Fitch maintient le A+ mais durcit le diagnostic sur les finances publiques
L'agence de notation Fitch Ratings a confirmé, vendredi, la note de la dette souveraine de la France à A+ et a assorti cette note d'une perspective stable. Si cette décision évite une nouvelle dégradation immédiate, Fitch a toutefois revu à la hausse ses prévisions de déficit public pour les prochaines années, pointant des risques structurels qui pèsent sur la trajectoire budgétaire.
Des prévisions de déficit relevées
Fitch anticipe désormais un déficit public de 5,2 % du PIB en 2026, contre 4,9 % lors de son estimation de mars, puis 5,5 % en 2027 et 5,2 % en 2028. Ces révisions résultent, selon l'agence, d'une combinaison de facteurs : une croissance attendue plus faible, des dépenses d'intérêts en hausse et des engagements supplémentaires en matière de défense.

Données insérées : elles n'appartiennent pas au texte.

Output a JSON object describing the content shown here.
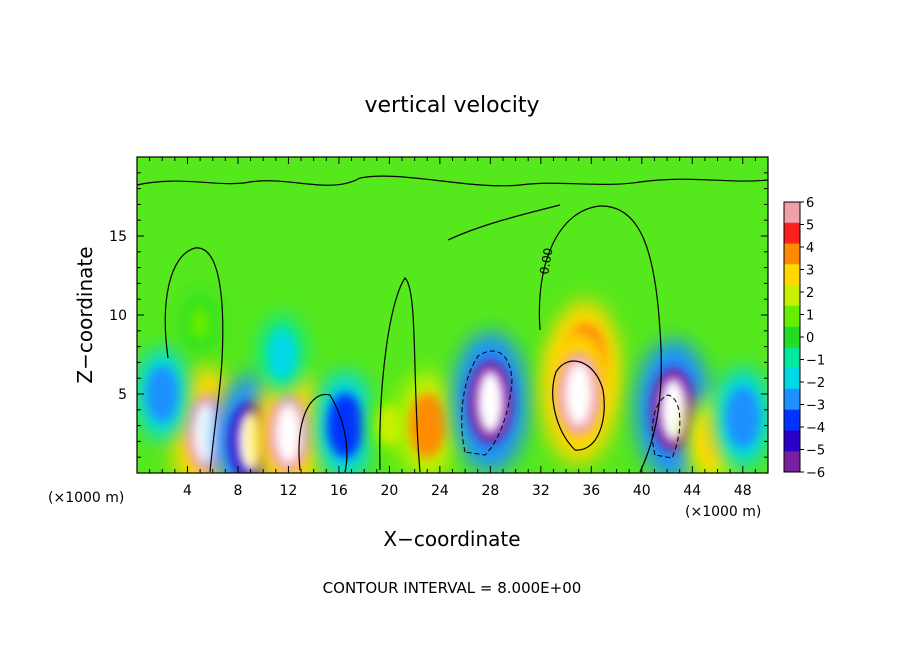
{
  "chart_data": {
    "type": "heatmap",
    "title": "vertical velocity",
    "xlabel": "X−coordinate",
    "ylabel": "Z−coordinate",
    "x_unit_left": "(×1000 m)",
    "x_unit_right": "(×1000 m)",
    "footer": "CONTOUR INTERVAL = 8.000E+00",
    "xlim": [
      0,
      50
    ],
    "ylim": [
      0,
      20
    ],
    "x_ticks": [
      4,
      8,
      12,
      16,
      20,
      24,
      28,
      32,
      36,
      40,
      44,
      48
    ],
    "y_ticks": [
      5,
      10,
      15
    ],
    "contour_label": "0.00",
    "colorbar": {
      "range": [
        -6,
        6
      ],
      "ticks": [
        "6",
        "5",
        "4",
        "3",
        "2",
        "1",
        "0",
        "−1",
        "−2",
        "−3",
        "−4",
        "−5",
        "−6"
      ],
      "colors": [
        "#7a1fa0",
        "#2a00c8",
        "#0033ff",
        "#1e90ff",
        "#00d8e8",
        "#00e8a0",
        "#22dd22",
        "#66ee00",
        "#c8f000",
        "#ffd800",
        "#ff8c00",
        "#ff2020",
        "#f0a0a8"
      ]
    },
    "cells": [
      {
        "x": 5.0,
        "z": 9.5,
        "w": 0.8
      },
      {
        "x": 5.5,
        "z": 2.5,
        "w": 5.5
      },
      {
        "x": 9.0,
        "z": 2.0,
        "w": -5.5
      },
      {
        "x": 12.0,
        "z": 2.5,
        "w": 5.5
      },
      {
        "x": 11.5,
        "z": 7.5,
        "w": -2.2
      },
      {
        "x": 16.5,
        "z": 3.0,
        "w": -4.0
      },
      {
        "x": 20.0,
        "z": 3.0,
        "w": 1.5
      },
      {
        "x": 23.0,
        "z": 3.0,
        "w": 4.0
      },
      {
        "x": 28.0,
        "z": 4.5,
        "w": -6.0
      },
      {
        "x": 35.5,
        "z": 7.0,
        "w": 5.0
      },
      {
        "x": 35.0,
        "z": 5.0,
        "w": 6.0
      },
      {
        "x": 42.5,
        "z": 4.0,
        "w": -6.0
      },
      {
        "x": 45.5,
        "z": 2.0,
        "w": 3.0
      },
      {
        "x": 48.0,
        "z": 3.5,
        "w": -3.5
      },
      {
        "x": 2.0,
        "z": 5.0,
        "w": -3.0
      }
    ]
  }
}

| Année | Déficit public (en % du PIB) - Fitch |
|---|---|
| 2026 | 5,2 % |
| 2027 | 5,5 % |
| 2028 | 5,2 % |
Pourquoi la note est-elle maintenue ?
Malgré ces inquiétudes, Fitch met en avant plusieurs forces structurelles de l'économie française : sa taille, le niveau général de prospérité, la solidité du secteur bancaire et une base d'investisseurs diversifiée. Ces éléments expliquent que l'agence n'ait pas abaissé la notation, préférant garder une perspective stable.
Risques identifiés
Fitch signale plusieurs vulnérabilités qui pèsent sur la notation :
- Endettement élevé de la France ;
- Potentiel de croissance faible à moyen terme ;
- Environnement politique et social rendant l'assainissement budgétaire plus difficile.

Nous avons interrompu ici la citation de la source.